5 - Préparation face aux futures pandémies
Face au Covid les entreprises du médicament se sont mobilisées extrêmement vite aux côtés des autorités sanitaires dans la recherche de solutions thérapeutiques et préventives face au virus. Un vaccin a vu le jour en moins d’un an. Mais demain ? Certains virus, particulièrement virulents (Marburg, Machupo, Lassa, Crimée-Congo, Zika…) pourraient provoquer d’autres épidémies. La préparation et la riposte face aux futures pandémies est essentielle. La Fédération internationale des industries du médicament (IFPMA) a formulé, sous l’appellation de « Déclaration de Berlin pour l’équité d’accès en cas de pandémie », une proposition destinée à garantir l'approvisionnement précoce en vaccins, traitements et diagnostics des populations prioritaires des pays à faible revenu.

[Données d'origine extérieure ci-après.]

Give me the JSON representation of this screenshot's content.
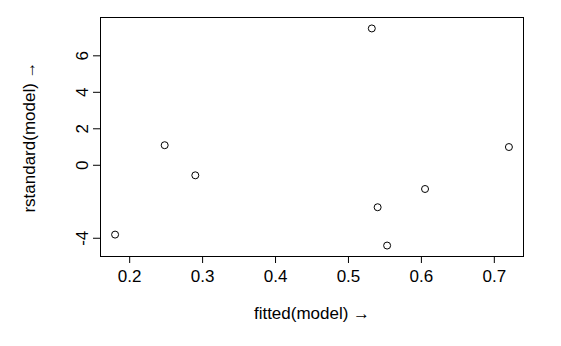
{
  "chart_data": {
    "type": "scatter",
    "x_label": "fitted(model)",
    "y_label": "rstandard(model)",
    "x": [
      0.18,
      0.248,
      0.29,
      0.532,
      0.54,
      0.553,
      0.605,
      0.72
    ],
    "values": [
      -3.8,
      1.1,
      -0.55,
      7.5,
      -2.3,
      -4.4,
      -1.3,
      1.0
    ],
    "color": "#000000",
    "marker": "open_circle",
    "xlim": [
      0.16,
      0.74
    ],
    "xticks": [
      0.2,
      0.3,
      0.4,
      0.5,
      0.6,
      0.7
    ],
    "ylim": [
      -5.0,
      8.1
    ],
    "yticks": [
      -4,
      0,
      2,
      4,
      6
    ],
    "grid": false
  }
}
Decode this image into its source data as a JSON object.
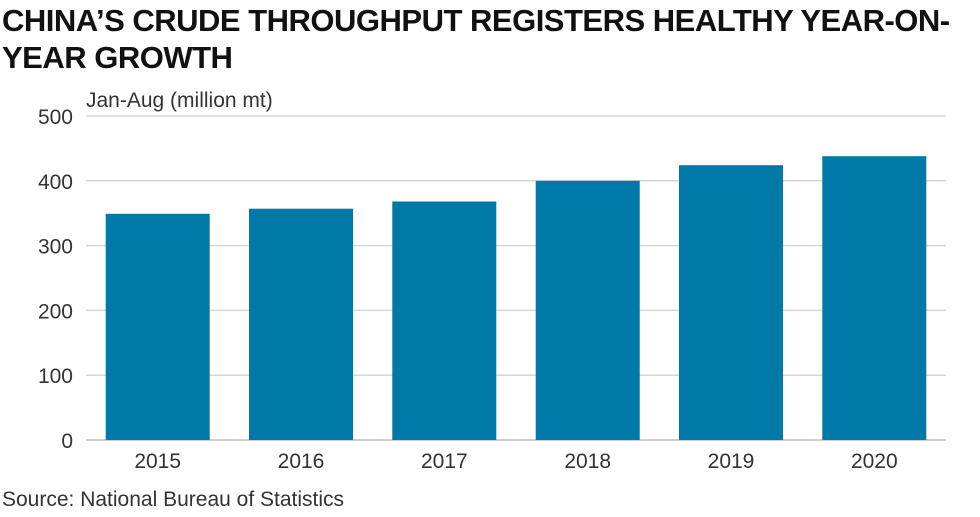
{
  "title": "CHINA’S CRUDE THROUGHPUT REGISTERS HEALTHY YEAR-ON-YEAR GROWTH",
  "source": "Source: National Bureau of Statistics",
  "chart_data": {
    "type": "bar",
    "title": "CHINA’S CRUDE THROUGHPUT REGISTERS HEALTHY YEAR-ON-YEAR GROWTH",
    "ylabel": "Jan-Aug (million mt)",
    "xlabel": "",
    "categories": [
      "2015",
      "2016",
      "2017",
      "2018",
      "2019",
      "2020"
    ],
    "values": [
      349,
      357,
      368,
      400,
      424,
      438
    ],
    "ylim": [
      0,
      500
    ],
    "yticks": [
      0,
      100,
      200,
      300,
      400,
      500
    ],
    "grid": true,
    "bar_color": "#0079A8",
    "grid_color": "#D6D6D6"
  }
}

Nous ne construirons rien dans l’urgence. Il faut tirer les leçons du passé pour anticiper le futur et opérer un réel renforcement des systèmes de santé. Il s’agit d’un défi global dont la réussite passe nécessairement par la prise en compte de nombreux aspects. Les solutions existent, l’innovation est en cours, l’important aujourd’hui est de renforcer les synergies, mobiliser les financements, faciliter leur mise en œuvre et partager cet objectif commun d’une santé plus juste, pour tous.